Format

The subhalo catalogues of HBT-HERONS are saved using the HDF5 file format. Each output is saved in its own separate folder within the specified SubhaloPath directory. The folder for each output (indicated by its current SnapshotIndex) contains two types of files:

SubSnap, which contains subhalo information concerning their overall properties and bound particles. It also contains metadata.
SrcSnap, which are used to continue an existing HBT-HERONS analysis.

Each MPI rank saves its own SubSnap and SrcSnap file. Hence, the overall folder structure for a 3 output simulation analysed using 2 MPI ranks is:

SubhaloPath/
           /000/
                SubSnap_000.0.hdf5
                SubSnap_000.1.hdf5
                SrcSnap_000.0.hdf5
                SrcSnap_000.1.hdf5
           /001/
                SubSnap_001.0.hdf5
                SubSnap_001.1.hdf5
                SrcSnap_001.0.hdf5
                SrcSnap_001.1.hdf5
           /002/
                SubSnap_002.0.hdf5
                SubSnap_002.1.hdf5
                SrcSnap_002.0.hdf5
                SrcSnap_002.1.hdf5

Metadata

The metadata provides information about the run units and cosmology, as well as other useful information like the number of new subhaloes in the current output, are described below.

Property	Description
`Units`	The unit system used by HBT-HERONS, internally and in its output.
`SnapshotId`	The (absolute) output number of a simulation corresponding to the current HBT-HERONS (relative) output number. Both numbers are not equal when running HBT-HERONS on a subset of simulation outputs.
`Cosmology`	Information about the cosmology, like the Hubble parameter, expansion factor, and the density parameters of matter and dark energy.
`NumberOfFiles`	The number of `SubSnap` files in the current HBT-HERONS output, which equals the number of MPI ranks used.
`NumberOfFakeHalos`	Number of Friends of Friends groups that do not have any self-bound subhaloes in the current output.
`NumberOfNewSubhalos`	Number of subhaloes that have been identified for the first time in the current output.
`NumberOfSubhalosInAllFiles`	Total number of subhaloes across all files in the current output.

Subhalo information

The datasets that contain the information to recover the population of subhaloes in the simulation, as well as the particles that are bound to them, are described below.

Tip

If you are analysing a simulation with many subhaloes and time outputs, we strongly recommend using the toolbox/catalogue_cleanup/SortCatalogues.py script. This script merges all files generated by different MPI ranks into a single one, and sorts subhaloes (and their properties) according to their TrackId. Doing the sorting helps speed up subsequent file reads since the index location of a subhalo is known beforehand, as it is simply its TrackId.

Property	Description
`Subhalos`	Contains properties for each subhalo computed using the particles bound to it. A description of each property can be found here.
`SubhaloParticles`	List of particle IDs that are bound to a subhalo, with each entry corresponding to a distinct subhalo. The IDs are sorted according to their binding energies, so the first entry for each subhalo is the most bound particle.
`ParticleProperties`	List containing the position, velocity, mass and type of each particle bound to a subhalo, sorted in the same way as `SubhaloParticles`. It includes the thermal energy if `HBT_UNBIND_WITH_THERMAL_ENERGY` is enabled. Only saved if `SaveBoundParticleProperties = 1`.
`BindingEnergies`	List containing the binding energies of each particle bound to a subhalo, sorted in the same way as `SubhaloParticles`. Only saved if `SaveBoundParticleBindingEnergies = 1`.
`PotentialEnergies`	List containing the potential energies of each particle bound to a subhalo, sorted in the same way as `SubhaloParticles`. Only saved if `SaveBoundParticlePotentialEnergies = 1`.

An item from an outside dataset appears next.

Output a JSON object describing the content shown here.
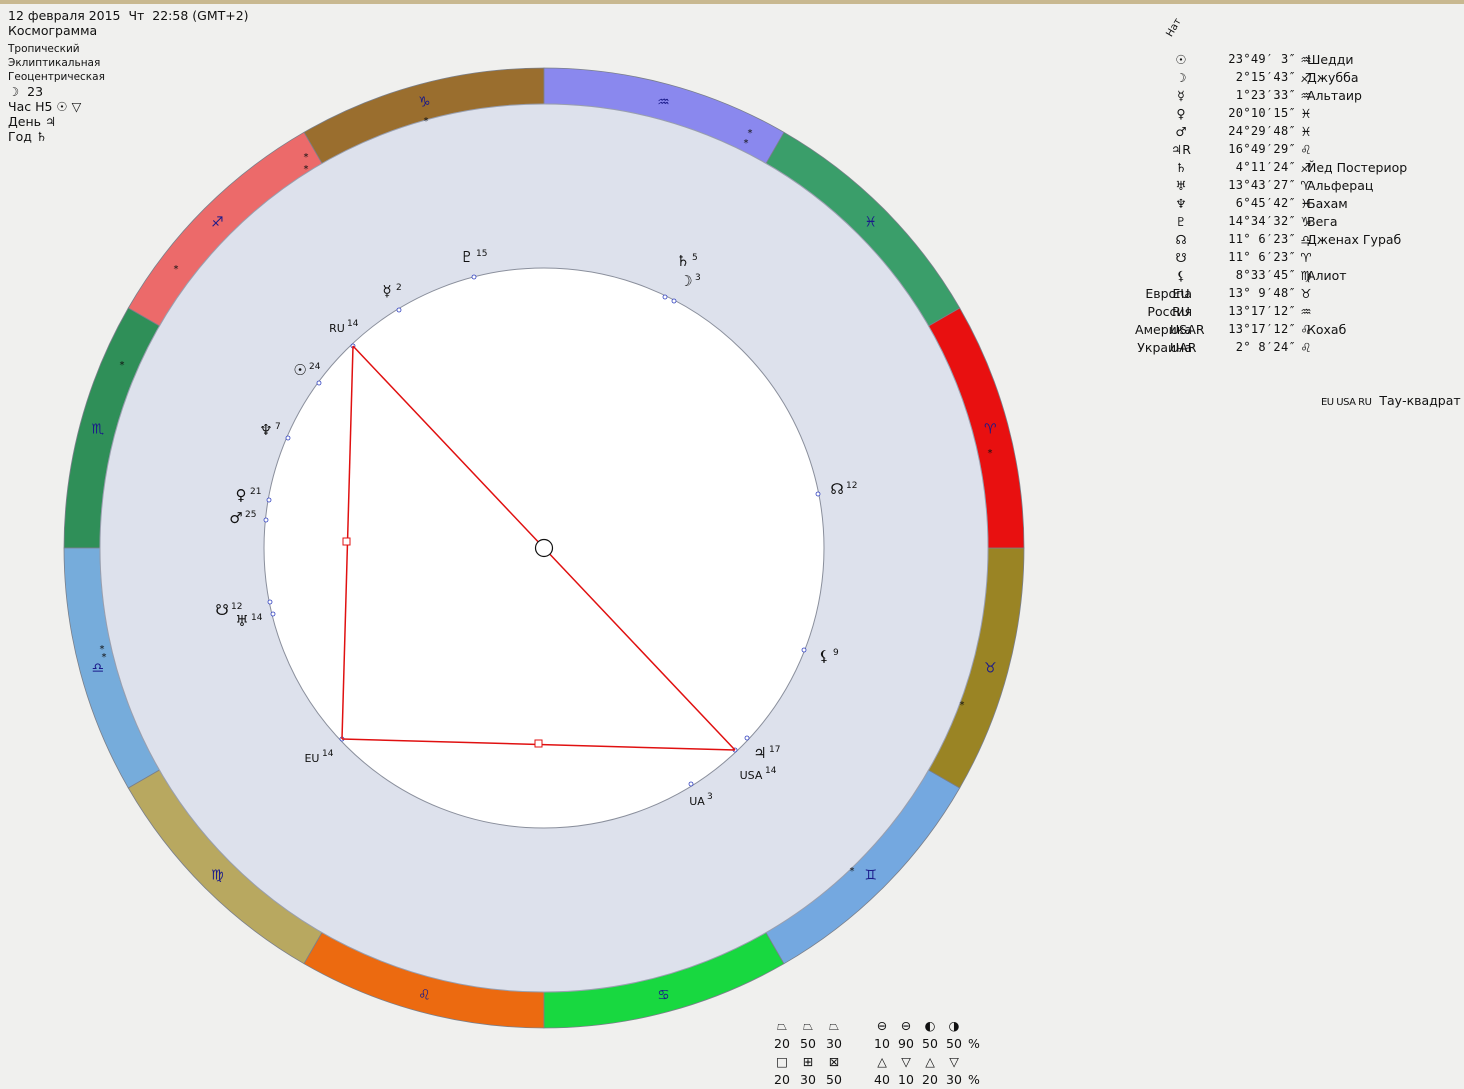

All of the subhalo-related datasets are sorted in a consistent manner. This means that to obtain the properties and particles of subhalo at entry N you can do file['Subhalos'][()][N] and file['SubhaloParticles'][()][N].

Note

If MaxSampleSizeOfPotentialEstimate > 0 and RefineMostBoundParticle = 1, the values of BindingEnergies and PotentialEnergies may appear to be disordered. However, this is due to the fact that the provided values use the potential estimated via the subsampled particle distribution. The values are not updated when refining the most bound particle, as this step is only interested in the relative binding energy of a fraction / constant of the most bound particles.